Laboratory evaluation may include immunophenotyping of peripheral blood T-cells to assess thymic output. Specific antibody tests may be performed to detect autoimmune conditions associated with thymic abnormalities, such as myasthenia gravis.

Biopsy and Histopathology

In cases of suspected thymic tumors or unclear imaging findings, tissue biopsy may be performed. Histopathological examination distinguishes between thymoma, thymic carcinoma, cysts, or hyperplasia and guides therapeutic decisions.

Treatment and Management

Medical Management

Medical treatment is primarily directed at associated autoimmune or immunodeficiency conditions. Immunosuppressive therapy, corticosteroids, or symptomatic treatment may be used depending on the specific disorder.

Surgical Approaches

Surgical resection, typically via thymectomy, is indicated for thymomas, thymic carcinomas, and select cases of myasthenia gravis. Minimally invasive techniques, including video-assisted thoracoscopic surgery, are increasingly used for appropriate cases.

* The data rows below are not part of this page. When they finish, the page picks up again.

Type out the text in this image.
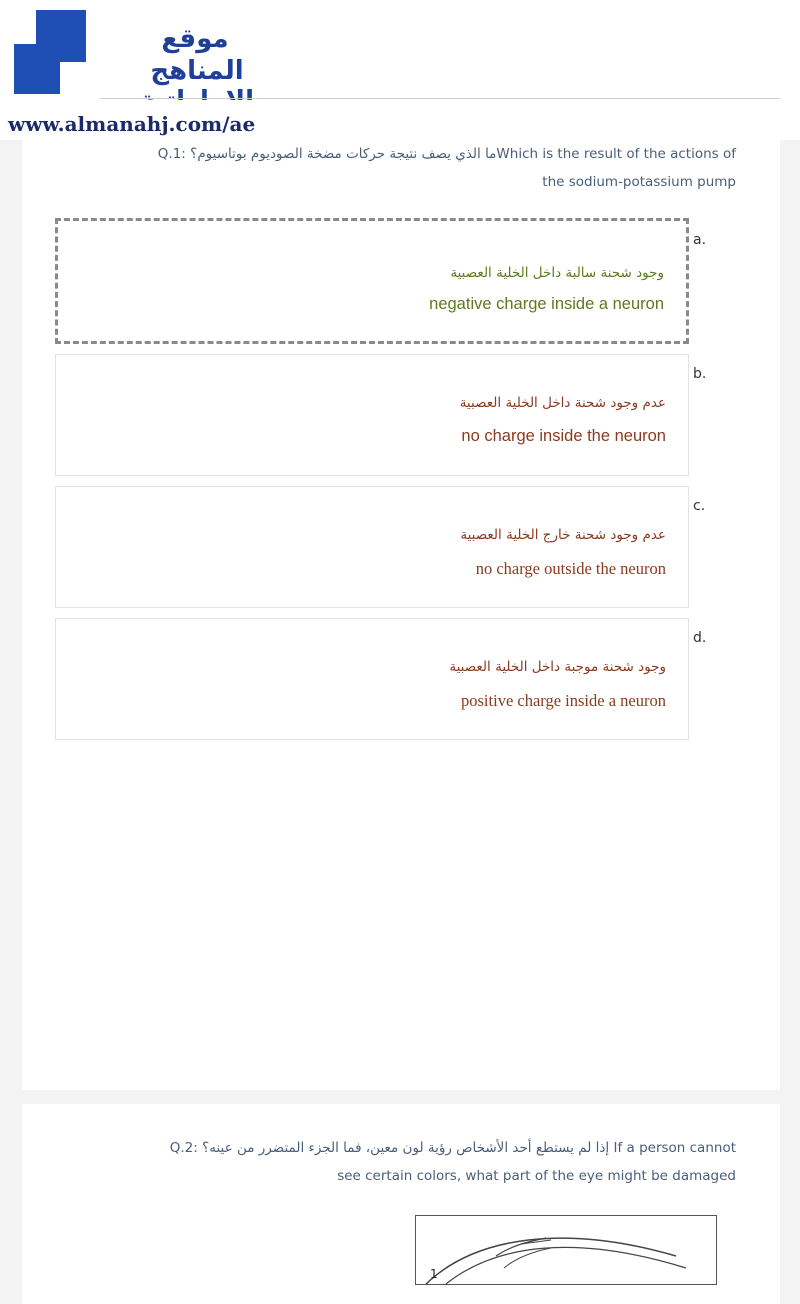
موقع
المناهج
Q.1: ما الذي يصف نتيجة حركات مضخة الصوديوم بوتاسيوم؟Which is the result of the actions of
the sodium-potassium pump
www.almanahj.com/ae
وجود شحنة سالبة داخل الخلية العصبية
negative charge inside a neuron
a.
عدم وجود شحنة داخل الخلية العصبية
no charge inside the neuron
b.
عدم وجود شحنة خارج الخلية العصبية
no charge outside the neuron
c.
وجود شحنة موجبة داخل الخلية العصبية
positive charge inside a neuron
d.
Q.2: إذا لم يستطع أحد الأشخاص رؤية لون معين، فما الجزء المتضرر من عينه؟ If a person cannot
see certain colors, what part of the eye might be damaged
1
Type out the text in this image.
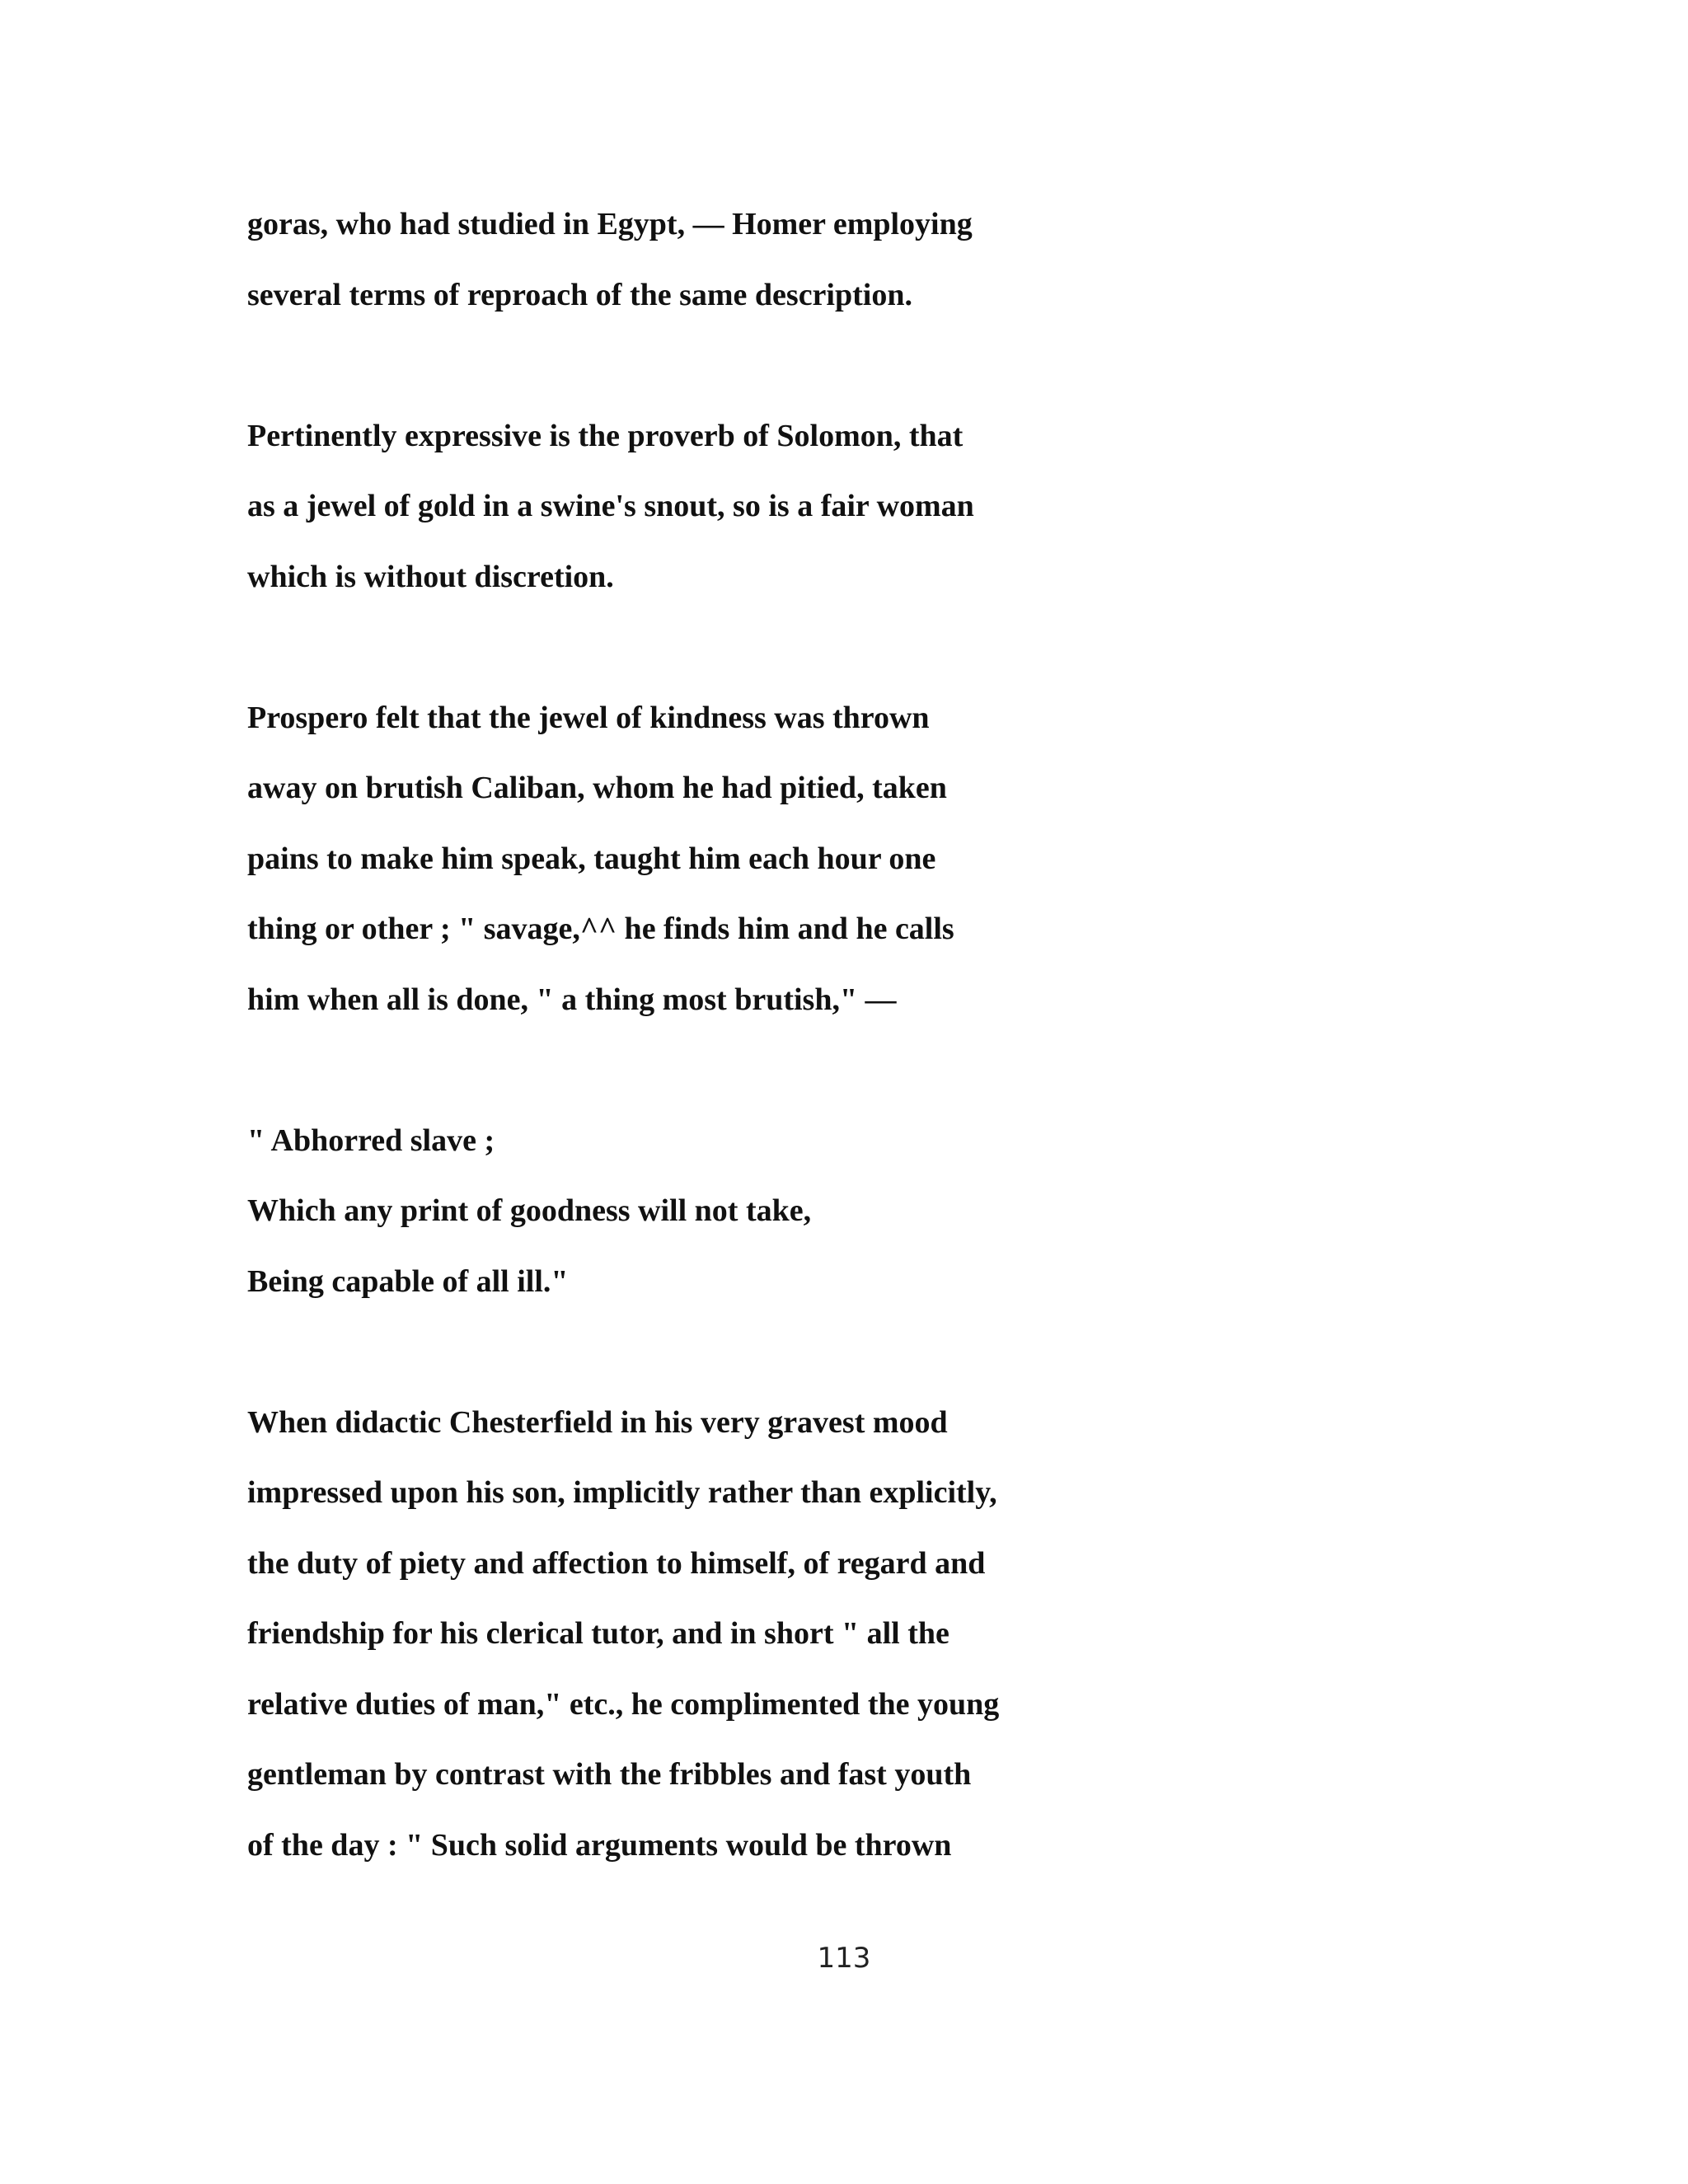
goras, who had studied in Egypt, — Homer employing
several terms of reproach of the same description.
Pertinently expressive is the proverb of Solomon, that
as a jewel of gold in a swine's snout, so is a fair woman
which is without discretion.
Prospero felt that the jewel of kindness was thrown
away on brutish Caliban, whom he had pitied, taken
pains to make him speak, taught him each hour one
thing or other ; " savage,^^ he finds him and he calls
him when all is done, " a thing most brutish," —
" Abhorred slave ;
Which any print of goodness will not take,
Being capable of all ill."
When didactic Chesterfield in his very gravest mood
impressed upon his son, implicitly rather than explicitly,
the duty of piety and affection to himself, of regard and
friendship for his clerical tutor, and in short " all the
relative duties of man," etc., he complimented the young
gentleman by contrast with the fribbles and fast youth
of the day : " Such solid arguments would be thrown
113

Postoperative Considerations

Following thymectomy, patients require monitoring for complications, including infection and respiratory issues. Long-term follow-up includes assessment of immune function, recurrence of thymic pathology, and management of associated autoimmune conditions.

References

1. Moore KL, Dalley AF, Agur AMR. Clinically Oriented Anatomy. 9th ed. Philadelphia: Wolters Kluwer; 2020.
2. Williams PL, Warwick R, Dyson M, Bannister LH. Gray’s Anatomy. 39th ed. London: Elsevier; 2005.
3. Abbas AK, Lichtman AH, Pillai S. Basic Immunology: Functions and Disorders of the Immune System. 6th ed. Philadelphia: Elsevier; 2021.
4. Adams RD, Victor M. Principles of Neurology. 11th ed. New York: McGraw-Hill; 2019.
5. Steinman RM, et al. The Thymus in Health and Disease. Annu Rev Immunol. 2019;37:333-58.
6. Gordon J, Manley NR. Mechanisms of thymus organogenesis and morphogenesis. Development. 2011;138(18):3865-78.
7. Haynes BF, Hale LP, et al. The human thymus during aging. Immunol Rev. 2000;175:57-69.
8. Martins VC, et al. Thymic epithelial cells and T-cell development. Nat Rev Immunol. 2014;14:823-34.